Потом прокашлялся и, не поворачиваясь, заговорил:
— Ожесточились. Война, товарищ старший лейтенант. Опять же трудности разные. Вы уж меня простите.
Ладынин молчал. Глаза у него сухо и сурово блестели. Машина остановилась у пристани. Александр вышел и захлопнул дверцу.
— Вы уж извините, товарищ старшин лейтенант, — высунувшись, сказал шофер, — очень я вас прошу. Вы уж Сеньке не говорите, ежели встретите. Попрошу вас, товарищ командир, сделайте такое одолжение.
Ладынин ничего не ответил. Шофер еще подождал, потом покрутил головой и так рванул машину, что она, точно жаба, прыгнула вперед и тотчас же
4. НА КАТЕРЕ
Только на катере, на жесткой скамейке в корме, Ладынин понял, что хочет спать и что хорошо бы сейчас принять душ на корабле, раздеться и вытянуться в каюте на удобном кожаном диване.
Катер шел медленно. Пассажиров было несколько — все какие-то незнакомые. Хотя, впрочем, в салончике могли быть и знакомые. Ладынин туда не заглядывал, никого не хотелось видеть.
Свернув папиросу, затянувшись, он еще посмотрел на город поверх легкого речного тумана: старые, многовековые здания, приземистые, могучие, сложенные из камня, с окнами, похожими на бойницы, стояли над рекой, над клоками изжелта-белого осеннего тумана, угрюмо глядели вдаль на широкую, полноводную, осеннюю реку, на путь в море — в холодный, мозглый океан.
И Ладынин подумал, что этим самым путем приходили и уходили отец, дед, прадед — весь его род, от того самого кормщика, про которого рассказывал давеча отец, а теперь вот уходит он, и когда-нибудь будет уходить его сын, также провожая глазами низкие строения, бойницы, пологий берег…
Это был его путь, так же как и путь дедов и прадедов, и город этот был его городом, и светлое небо было его небом — вечное, незыблемое, всегдашнее причудилось ему сейчас в этом белесом тумане у берегов в легком сыром ветерке, в понурой фигуре пастуха. Ах, если бы умел он писать, какое письмо он написал бы об этом Варе, если бы умел говорить, как рассказал бы ей о том, что думает нынче, что передумал за длинные месяцы войны, что перечувствовал, стоя на мостике, поджидая вражеский корабль, отыскивая врага в бескрайнем, огромном море…

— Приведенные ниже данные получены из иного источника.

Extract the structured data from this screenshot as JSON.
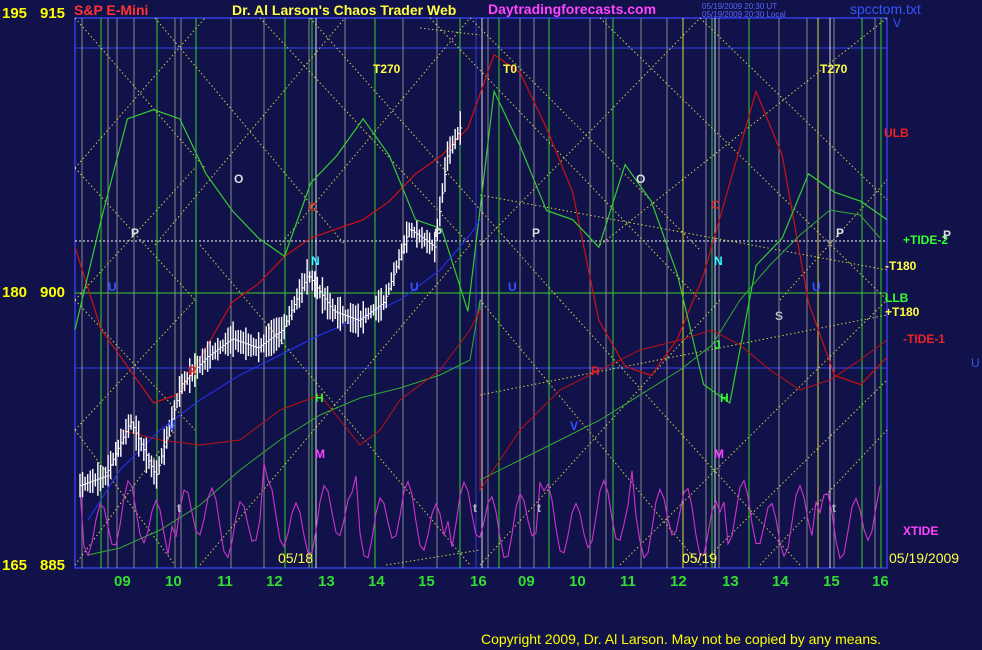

Что ж, вот и он, как деды, как прадеды, идет к морю, чтобы не пустить врага, не дать ему войти сюда, чтобы защитить то, что называется домашним очагом.
Вновь школа вспомнилась ему и та девочка, которая смешно плакала из-за своей зоологии, и лицо Ольги Андреевны, и развороченный радиатор, щепки, стекла, скрипящие под ногами, — деды и прадеды называли это бедой. «Ох, беда!» — говорили они и снаряжались в далекий путь, чтобы идти в море на своих шитых лыком ладьях и там драться с неприятелем. И слово «беда» произносили они редко, а когда произносили, то звучало оно у них не жалостливо, не по-бабьи, а жестоко, угрожающе, коротко, злобно.
Еще раз Александр посмотрел на город — чужому человеку ничего не было бы видно, но Александр угадывал его, и свою улицу, и место, где должен быть дом и где спит или, быть может, уже проснулась Варя, и где отец собирается на свой транспорт, и где ворчит Глафира, и где Бориска с Блохиным сейчас, наверное, удивляются, как это Варя попала к ним…
Почему он не поговорил с ней толком? Почему он не сказал ей, как мучился и тосковал без нее, как презирал этого ничтожного, с наглой улыбкой, с галстуком-бантиком? Почему не повторил перед ней те слова, которые шептал один во мраке своей жаркой каюты, такие убедительные, настоящие, точные слова?